He defendido desde muy joven, y así me lo han asegurado dos de las personas más importantes de mi vida (mi queridísima y añorada Myriam y Carlos, amante, marido, cómplice, amigo), que soy como un tío.

Si hago el análisis del porqué apelo a este rol propio de la valorada, y mal entendida, autoridad masculina, me doy cuenta de que, en esa reivindicación, planea desde siempre la arbitrariedad cotidiana que históricamente han sufrido las mujeres y también, en mi caso, de que he tenido la suerte (pura chiripa) de haber nacido en una familia privilegiada y matriarcal donde la voz y el voto eran paritarios.

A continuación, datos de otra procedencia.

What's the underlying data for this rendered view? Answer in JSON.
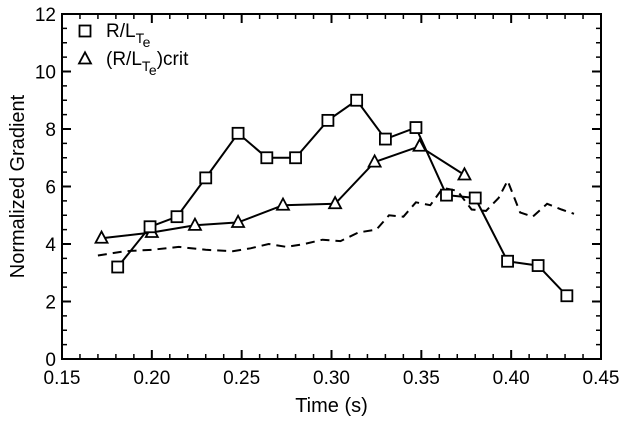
{
  "chart_data": {
    "type": "line",
    "xlabel": "Time (s)",
    "ylabel": "Normalized Gradient",
    "xlim": [
      0.15,
      0.45
    ],
    "ylim": [
      0,
      12
    ],
    "xticks": [
      "0.15",
      "0.20",
      "0.25",
      "0.30",
      "0.35",
      "0.40",
      "0.45"
    ],
    "yticks": [
      "0",
      "2",
      "4",
      "6",
      "8",
      "10",
      "12"
    ],
    "grid": false,
    "legend_position": "top-left",
    "series": [
      {
        "name_parts": {
          "main": "R/L",
          "sub": "T",
          "subsub": "e",
          "suffix": ""
        },
        "marker": "square",
        "line": "solid",
        "x": [
          0.181,
          0.199,
          0.214,
          0.23,
          0.248,
          0.264,
          0.28,
          0.298,
          0.314,
          0.33,
          0.347,
          0.364,
          0.38,
          0.398,
          0.415,
          0.431
        ],
        "y": [
          3.2,
          4.6,
          4.95,
          6.3,
          7.85,
          7.0,
          7.0,
          8.3,
          9.0,
          7.65,
          8.05,
          5.7,
          5.6,
          3.4,
          3.25,
          2.2
        ]
      },
      {
        "name_parts": {
          "main": "(R/L",
          "sub": "T",
          "subsub": "e",
          "suffix": ")crit"
        },
        "marker": "triangle",
        "line": "solid",
        "x": [
          0.172,
          0.2,
          0.224,
          0.248,
          0.273,
          0.302,
          0.324,
          0.349,
          0.374
        ],
        "y": [
          4.2,
          4.4,
          4.65,
          4.75,
          5.35,
          5.4,
          6.85,
          7.4,
          6.4
        ]
      },
      {
        "name_parts": null,
        "marker": "none",
        "line": "dashed",
        "x": [
          0.17,
          0.185,
          0.2,
          0.215,
          0.23,
          0.245,
          0.255,
          0.265,
          0.275,
          0.285,
          0.295,
          0.305,
          0.315,
          0.325,
          0.332,
          0.34,
          0.347,
          0.355,
          0.362,
          0.37,
          0.378,
          0.386,
          0.393,
          0.398,
          0.405,
          0.412,
          0.42,
          0.428,
          0.435
        ],
        "y": [
          3.6,
          3.75,
          3.8,
          3.9,
          3.8,
          3.75,
          3.85,
          4.0,
          3.9,
          4.0,
          4.15,
          4.1,
          4.4,
          4.5,
          5.0,
          4.95,
          5.45,
          5.35,
          5.95,
          5.85,
          5.2,
          5.15,
          5.6,
          6.2,
          5.1,
          4.95,
          5.4,
          5.2,
          5.05
        ]
      }
    ]
  }
}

Es verdad: soy como un tío y en ese ser y pensar como un tío las conversaciones en las que me interesa estar son aquellas en las que se debate, se opina y se discute de igual a igual sin concesiones ni condescendencia. En tanto soy como un tío no permito que me coloquen en la parte de la mesa donde se da por supuesto que se tratarán temas menores y se adjudicará, por estos machirulos caducados, al rol femenino la concesión de aquello doméstico que no tenga trascendencia o interés. Soy como un tío porque en el amor y en el sexo no acepto sumisión alguna y porque tengo la misma potestad que cualquiera para decidir dónde ir, qué hacer o qué decir.

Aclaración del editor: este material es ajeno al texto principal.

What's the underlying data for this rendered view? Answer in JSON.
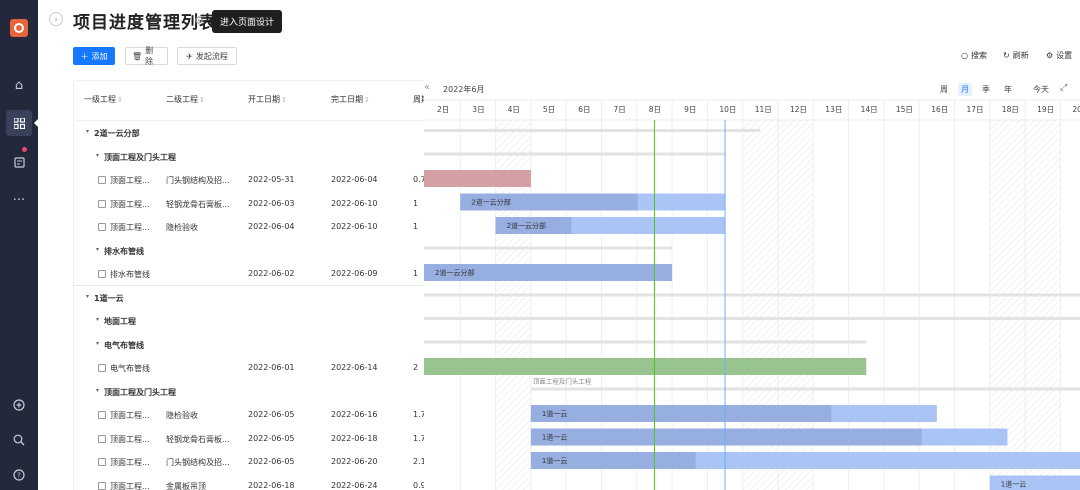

Pero, pensándolo en profundidad, reivindicar como algo positivo que soy como un tío está mal. Muy mal. Tiene una esencia tremendamente perversa porque, en el sustrato real, pervive la inmoralidad que ha representado la subordinación de la mujer en la vida pública y diaria de una sociedad que, aunque persista, ya está definitivamente caducada.

Jennifer Hermoso ha interpuesto una denuncia en la fiscalía por el beso de Rubiales. ¿Somos conscientes de que este debate sobre el consentimiento no hubiese existido si no hubiésemos visto, todos, ese abuso que muchos privadamente justifican?

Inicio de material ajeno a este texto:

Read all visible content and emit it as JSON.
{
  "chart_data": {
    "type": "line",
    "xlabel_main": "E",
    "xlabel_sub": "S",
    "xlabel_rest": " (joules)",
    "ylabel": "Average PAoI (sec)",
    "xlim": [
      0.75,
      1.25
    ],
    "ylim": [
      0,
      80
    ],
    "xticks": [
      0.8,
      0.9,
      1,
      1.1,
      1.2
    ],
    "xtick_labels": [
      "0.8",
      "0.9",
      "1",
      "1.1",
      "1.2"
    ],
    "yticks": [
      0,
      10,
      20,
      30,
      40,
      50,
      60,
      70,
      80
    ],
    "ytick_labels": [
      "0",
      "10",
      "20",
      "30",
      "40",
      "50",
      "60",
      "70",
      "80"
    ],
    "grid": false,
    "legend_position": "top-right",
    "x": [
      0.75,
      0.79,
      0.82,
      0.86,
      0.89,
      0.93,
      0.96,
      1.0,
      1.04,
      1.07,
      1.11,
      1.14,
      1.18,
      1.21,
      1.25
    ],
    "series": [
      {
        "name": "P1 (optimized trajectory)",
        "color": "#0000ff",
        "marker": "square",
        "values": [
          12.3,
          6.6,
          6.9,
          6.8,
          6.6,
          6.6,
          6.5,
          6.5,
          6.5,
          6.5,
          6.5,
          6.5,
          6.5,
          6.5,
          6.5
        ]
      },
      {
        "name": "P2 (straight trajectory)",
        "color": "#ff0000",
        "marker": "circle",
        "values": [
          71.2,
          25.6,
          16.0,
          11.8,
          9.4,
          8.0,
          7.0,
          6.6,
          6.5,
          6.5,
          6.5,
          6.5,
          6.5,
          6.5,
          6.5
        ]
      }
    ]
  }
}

La reacción social que ha implicado el visionado de ese pico es ejemplarizante. Ya nadie podrá relativizar públicamente la prepotencia, el abuso de poder y el estigma que significa pensar que tu pareja, tu hija, tu madre o tu compañera, solo por ser mujeres, están en un plano inferior.

El machismo que impone un tono de voz más alto por encima del otro para dejar claro que es el hombre quien manda está latente, es interiorizado con naturalidad, se da por supuesto, se normaliza y se blanquea por una ilícita e inaceptable tradición.

Y no es que de repente nos hayamos vuelto algunas o algunos más feministas que otros u otras, sencillamente es que la injusticia absolutamente reprobable de aquellos hombres que crecieron, se educaron y se relacionan cuestionando la igualdad ya no tiene cabida. Por fin los individuos que tengan o defiendan atisbos de conductas o actitudes machistas, y cuya opinión era válida hasta hace muy poco, verán que lo que piensen u opinen no nos interesa. Ya no valdrán sus reflexiones sobre el cambio climático, la justicia social, el futuro del país o la Rana Gustavo… Defender o actuar con actitudes machistas los habrá descalificado, desacreditado e inhabilitado como interlocutores para siempre.

Queridos señores, hombres sensatos e inteligentes que habéis sido capaces de tantas, tantísimas cosas, no queráis caer en el ostracismo personal y social: reinventaos y hacedlo sinceramente, con optimismo y, sobre todo, con generosidad. Las mujeres os lo pondremos, como siempre, muy fácil.